Brewers add a lot of things to beer besides barley, hops, and yeast—fruit, spices, nuts, and even weirder things, such as peppers, carrots
, stag semen
, and even fish bladders
. And while fish bladders, more accurately isinglass, don’t add flavor, some breweries have used another fishy product that does: squid ink.
Go to most any Italian restaurant and you’ll find squid ink pasta on the menu; the ink from cuttlefish adds a delicate brininess and a dark sable color. Some breweries have adopted the practice for their beers. Marin Brewing Co.
, in Northern California, has partnered with Monkey Paw Brewing
from San Diego to make a gose (a sour German beer) with squid ink
. While gose is traditionally made with saline water, adding salty finish to balance out the sour and brightness of the beer, Marin has substituted it with the similarly briny squid ink.

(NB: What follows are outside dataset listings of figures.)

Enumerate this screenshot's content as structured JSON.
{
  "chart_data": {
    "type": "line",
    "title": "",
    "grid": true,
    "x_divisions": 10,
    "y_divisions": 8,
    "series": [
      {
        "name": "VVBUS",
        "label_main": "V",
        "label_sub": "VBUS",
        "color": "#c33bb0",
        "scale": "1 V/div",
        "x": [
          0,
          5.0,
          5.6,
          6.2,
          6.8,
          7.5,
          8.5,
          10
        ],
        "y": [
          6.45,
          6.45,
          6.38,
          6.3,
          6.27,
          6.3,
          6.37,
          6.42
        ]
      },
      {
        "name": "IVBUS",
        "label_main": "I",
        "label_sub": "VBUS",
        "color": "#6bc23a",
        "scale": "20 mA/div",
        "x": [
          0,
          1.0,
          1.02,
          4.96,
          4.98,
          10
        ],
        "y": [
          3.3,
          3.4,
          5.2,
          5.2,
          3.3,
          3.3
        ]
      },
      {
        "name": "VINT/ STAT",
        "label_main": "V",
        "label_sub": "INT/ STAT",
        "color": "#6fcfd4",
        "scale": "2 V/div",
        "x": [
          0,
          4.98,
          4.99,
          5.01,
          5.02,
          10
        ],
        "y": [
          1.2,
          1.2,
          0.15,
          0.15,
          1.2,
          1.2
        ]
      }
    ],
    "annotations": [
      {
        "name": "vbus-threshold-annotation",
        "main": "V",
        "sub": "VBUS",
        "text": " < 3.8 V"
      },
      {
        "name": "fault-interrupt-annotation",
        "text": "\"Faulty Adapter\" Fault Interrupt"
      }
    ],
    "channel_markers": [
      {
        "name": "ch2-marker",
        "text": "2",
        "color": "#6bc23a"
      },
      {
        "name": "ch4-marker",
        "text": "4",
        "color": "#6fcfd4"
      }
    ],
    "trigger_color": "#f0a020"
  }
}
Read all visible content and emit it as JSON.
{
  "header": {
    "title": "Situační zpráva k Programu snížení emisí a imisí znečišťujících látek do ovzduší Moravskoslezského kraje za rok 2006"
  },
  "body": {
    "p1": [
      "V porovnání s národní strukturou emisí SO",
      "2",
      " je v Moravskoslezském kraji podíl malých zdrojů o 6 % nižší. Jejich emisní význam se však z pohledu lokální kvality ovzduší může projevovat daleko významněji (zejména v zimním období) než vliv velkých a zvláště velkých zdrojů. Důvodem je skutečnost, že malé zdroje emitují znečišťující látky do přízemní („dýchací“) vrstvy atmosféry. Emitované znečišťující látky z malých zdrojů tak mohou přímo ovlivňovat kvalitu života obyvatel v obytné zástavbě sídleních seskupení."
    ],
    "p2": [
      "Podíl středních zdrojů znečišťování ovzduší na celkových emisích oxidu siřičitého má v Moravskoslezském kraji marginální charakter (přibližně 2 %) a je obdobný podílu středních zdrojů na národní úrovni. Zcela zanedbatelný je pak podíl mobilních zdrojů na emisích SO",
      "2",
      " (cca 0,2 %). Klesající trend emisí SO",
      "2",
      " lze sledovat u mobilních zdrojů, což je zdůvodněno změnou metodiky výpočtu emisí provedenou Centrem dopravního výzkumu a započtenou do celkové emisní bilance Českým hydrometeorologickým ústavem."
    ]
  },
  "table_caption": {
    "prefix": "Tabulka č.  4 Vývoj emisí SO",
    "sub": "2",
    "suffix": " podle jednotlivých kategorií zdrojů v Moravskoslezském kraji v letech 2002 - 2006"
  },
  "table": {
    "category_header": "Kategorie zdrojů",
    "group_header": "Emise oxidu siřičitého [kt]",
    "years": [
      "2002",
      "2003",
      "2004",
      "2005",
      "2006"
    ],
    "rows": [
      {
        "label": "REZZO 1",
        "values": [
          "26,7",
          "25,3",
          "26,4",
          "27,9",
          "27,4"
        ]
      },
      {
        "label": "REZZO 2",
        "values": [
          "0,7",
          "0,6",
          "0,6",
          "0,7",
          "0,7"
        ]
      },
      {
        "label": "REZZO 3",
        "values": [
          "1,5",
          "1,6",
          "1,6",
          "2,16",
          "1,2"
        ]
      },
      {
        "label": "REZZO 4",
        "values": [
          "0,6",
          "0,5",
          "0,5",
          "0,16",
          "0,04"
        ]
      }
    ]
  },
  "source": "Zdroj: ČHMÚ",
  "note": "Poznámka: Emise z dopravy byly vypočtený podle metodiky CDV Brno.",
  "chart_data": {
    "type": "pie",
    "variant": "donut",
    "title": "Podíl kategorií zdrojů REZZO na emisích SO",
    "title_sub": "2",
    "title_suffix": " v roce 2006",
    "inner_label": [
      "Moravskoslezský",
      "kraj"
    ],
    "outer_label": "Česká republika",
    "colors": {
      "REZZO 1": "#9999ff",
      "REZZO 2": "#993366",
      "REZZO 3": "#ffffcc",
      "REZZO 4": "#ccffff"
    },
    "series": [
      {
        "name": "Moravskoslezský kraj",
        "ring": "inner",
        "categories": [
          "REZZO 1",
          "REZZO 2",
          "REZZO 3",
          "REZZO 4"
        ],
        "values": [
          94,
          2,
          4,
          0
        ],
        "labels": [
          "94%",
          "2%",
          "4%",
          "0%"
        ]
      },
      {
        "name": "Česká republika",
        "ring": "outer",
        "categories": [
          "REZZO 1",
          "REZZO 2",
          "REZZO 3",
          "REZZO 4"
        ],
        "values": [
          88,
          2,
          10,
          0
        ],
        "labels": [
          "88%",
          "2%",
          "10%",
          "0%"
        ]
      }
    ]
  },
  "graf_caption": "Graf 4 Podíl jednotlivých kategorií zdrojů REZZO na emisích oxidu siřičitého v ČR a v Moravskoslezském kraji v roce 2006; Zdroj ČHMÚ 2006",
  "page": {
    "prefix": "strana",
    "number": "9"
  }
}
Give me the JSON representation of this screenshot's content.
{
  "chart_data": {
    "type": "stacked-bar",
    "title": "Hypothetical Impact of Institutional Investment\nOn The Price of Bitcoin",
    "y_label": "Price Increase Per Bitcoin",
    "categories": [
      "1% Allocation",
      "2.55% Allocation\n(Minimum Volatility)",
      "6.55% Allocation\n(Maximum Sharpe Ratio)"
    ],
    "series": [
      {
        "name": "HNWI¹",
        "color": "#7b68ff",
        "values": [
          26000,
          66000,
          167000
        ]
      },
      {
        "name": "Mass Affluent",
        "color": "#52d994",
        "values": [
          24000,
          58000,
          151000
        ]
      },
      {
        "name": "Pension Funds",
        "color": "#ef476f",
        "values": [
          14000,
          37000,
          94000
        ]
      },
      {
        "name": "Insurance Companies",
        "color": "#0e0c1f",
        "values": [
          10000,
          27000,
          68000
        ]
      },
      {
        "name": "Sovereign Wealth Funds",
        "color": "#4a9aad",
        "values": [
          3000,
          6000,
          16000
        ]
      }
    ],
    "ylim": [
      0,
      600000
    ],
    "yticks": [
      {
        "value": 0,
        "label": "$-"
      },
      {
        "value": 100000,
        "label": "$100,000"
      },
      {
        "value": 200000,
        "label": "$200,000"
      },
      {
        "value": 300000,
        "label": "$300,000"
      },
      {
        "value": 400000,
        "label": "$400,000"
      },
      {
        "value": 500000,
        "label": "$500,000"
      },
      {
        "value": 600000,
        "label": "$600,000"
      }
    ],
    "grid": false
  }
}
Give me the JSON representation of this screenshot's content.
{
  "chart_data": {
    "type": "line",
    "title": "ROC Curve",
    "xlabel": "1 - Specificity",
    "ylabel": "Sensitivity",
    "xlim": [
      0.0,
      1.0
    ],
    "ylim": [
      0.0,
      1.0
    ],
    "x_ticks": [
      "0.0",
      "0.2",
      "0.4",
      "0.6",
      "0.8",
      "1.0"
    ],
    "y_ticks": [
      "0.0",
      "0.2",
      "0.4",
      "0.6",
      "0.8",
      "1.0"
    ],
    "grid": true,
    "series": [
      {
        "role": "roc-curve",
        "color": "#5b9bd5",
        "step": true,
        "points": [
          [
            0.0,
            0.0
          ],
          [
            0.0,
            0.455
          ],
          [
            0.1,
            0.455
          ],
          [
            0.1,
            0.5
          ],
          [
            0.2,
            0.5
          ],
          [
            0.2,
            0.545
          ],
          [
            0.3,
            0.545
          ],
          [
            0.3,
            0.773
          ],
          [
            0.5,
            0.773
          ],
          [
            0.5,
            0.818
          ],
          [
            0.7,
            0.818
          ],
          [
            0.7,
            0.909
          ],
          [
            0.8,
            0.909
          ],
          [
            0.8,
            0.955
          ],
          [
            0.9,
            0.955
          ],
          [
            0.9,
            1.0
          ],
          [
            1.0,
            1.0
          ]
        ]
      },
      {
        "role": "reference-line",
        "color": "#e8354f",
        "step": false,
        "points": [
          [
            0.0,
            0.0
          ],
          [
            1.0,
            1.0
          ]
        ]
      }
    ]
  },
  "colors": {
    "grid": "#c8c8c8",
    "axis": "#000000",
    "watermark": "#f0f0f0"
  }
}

The result is a dark black beer with a white head, and a subtle fishy aroma, but no strong fish flavor.
Other breweries, including 3 Sheeps Brewing Co.
, have used squid ink to make a black IPA. Both breweries have found that, while the beer might be well received from those who drink it, it’s still a tough sell for anyone who has yet to try it. It might not be the future of brewing, but it’s still an interesting trend for a bold drinker to try.